• Helen Griffiths works in the Human Rights Watch children's rights division. She is a New Zealander who now lives and works in London.
Children across New Zealand are back in school for the new academic year, and many will be looking forward to studying, playing sport, and maybe singing in the school choir.
This isn't the case for many children around the world who are denied their right to education.
Close to home, many refugee and asylum-seeking children in the tiny Pacific island nation of Nauru may be dreading going to school or have stopped going altogether.
Since 2012, Australia has forcibly transferred hundreds of refugees and asylum seekers to Nauru for "regional processing." Many have given up and returned home, but about 1200 men, women, and children remain in Nauru, including several hundred children.
A school in the regional processing center closed in mid-2015 and the children now attend local schools. Last July, Human Rights Watch and Amnesty International interviewed children on Nauru, who said that the Nauruan students frequently bullied and harassed them.
Children said that other students had attacked them, thrown things at them, called them names, and sexually harassed them.

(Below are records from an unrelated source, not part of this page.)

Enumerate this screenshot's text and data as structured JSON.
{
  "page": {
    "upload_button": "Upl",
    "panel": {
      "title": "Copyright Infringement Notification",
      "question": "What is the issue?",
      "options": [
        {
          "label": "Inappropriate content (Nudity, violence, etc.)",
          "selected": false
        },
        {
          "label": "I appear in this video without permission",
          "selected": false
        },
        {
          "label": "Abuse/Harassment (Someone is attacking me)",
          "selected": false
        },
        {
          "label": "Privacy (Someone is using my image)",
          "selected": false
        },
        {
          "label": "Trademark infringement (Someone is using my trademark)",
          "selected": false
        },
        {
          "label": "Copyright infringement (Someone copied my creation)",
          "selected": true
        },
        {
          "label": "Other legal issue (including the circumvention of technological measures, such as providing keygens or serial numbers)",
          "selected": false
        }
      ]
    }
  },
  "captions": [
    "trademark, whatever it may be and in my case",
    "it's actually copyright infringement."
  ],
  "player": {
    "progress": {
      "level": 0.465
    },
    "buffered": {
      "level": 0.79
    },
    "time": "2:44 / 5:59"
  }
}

They also reported name-calling, being called "refugee" instead of by their names, or being labelled as terrorists. They said the teachers ignored them when they tried to report the abuse.
Girls are particularly at risk of physical and sexual violence.
In September 2015, a primary school girl told a caseworker from Save The Children that "Nauruan boys run up and touched me on the bottom and then run away." She told the caseworker that it happened "last week at school, all the time."
A mother of a girl attending Nauru College, a secondary school, told a caseworker that same month that her daughter felt unsafe and was refusing to go to school because the Nauruan boys "continue to touch her on her bottom and hug her."
Save the Children estimates that about 85 per cent of refugee and asylum-seeker children in Nauru don't attend school, in part due to bullying and harassment.
The United Nations refugee agency, UNHCR, estimates that 50 per cent of primary school-age and 75 per cent of secondary school-age refugees are out of school.
School-based violence, including bullying and sexual violence, can undermine children's ability to learn and affect their physical and mental well-being. Bullying and violence may ultimately cause them to drop out.
Most of the children in Nauru have now been living there for nearly three years and do not know how much longer they will remain.
They face a raft of violations of their human rights that significantly affect their mental and physical well-being. No child should go through this.
All children have the legal right to access quality education.
Education is vital for a child's future; all the more so when their lives are in limbo.
Being able to go to school can also provide much-needed stability. School can provide children with a safe environment to learn and play.
As a party to the Refugee Convention, Nauru needs to provide refugee children with the same opportunities and treatment as Nauruan children.
The international Convention on the Rights of the Child says that a country needs to make sure that refugee children don't face discrimination, or physical or mental abuse.
The Committee on the Rights of the Child, which interprets the treaty, expressed deep concern at the "persistent discrimination against asylum-seeking and refugee children in all areas," including education, in its review of Nauru in 2016.
It said Nauru should ensure that asylum-seeking children have the same access to education as other children.
New Zealand can help make this happen. It is one of Nauru's major donors, including providing direct aid to improve the quality of primary and secondary education.
All children of school-age in Nauru should be benefiting from this.
Historically, New Zealand has been at the forefront of the fight for equality and human rights, and this is a situation close to home where it can make a difference and set an example for the region and the world.
New Zealand should press Nauru and Australia to fulfill their international obligations to refugee and asylum-seeking children. It should work with Nauru to address the systemic barriers keeping these children out of school.
With the US-Australia refugee resettlement arrangement in doubt, New Zealand could make a humanitarian stand and repeat its generous offer of resettling some refugees from Nauru.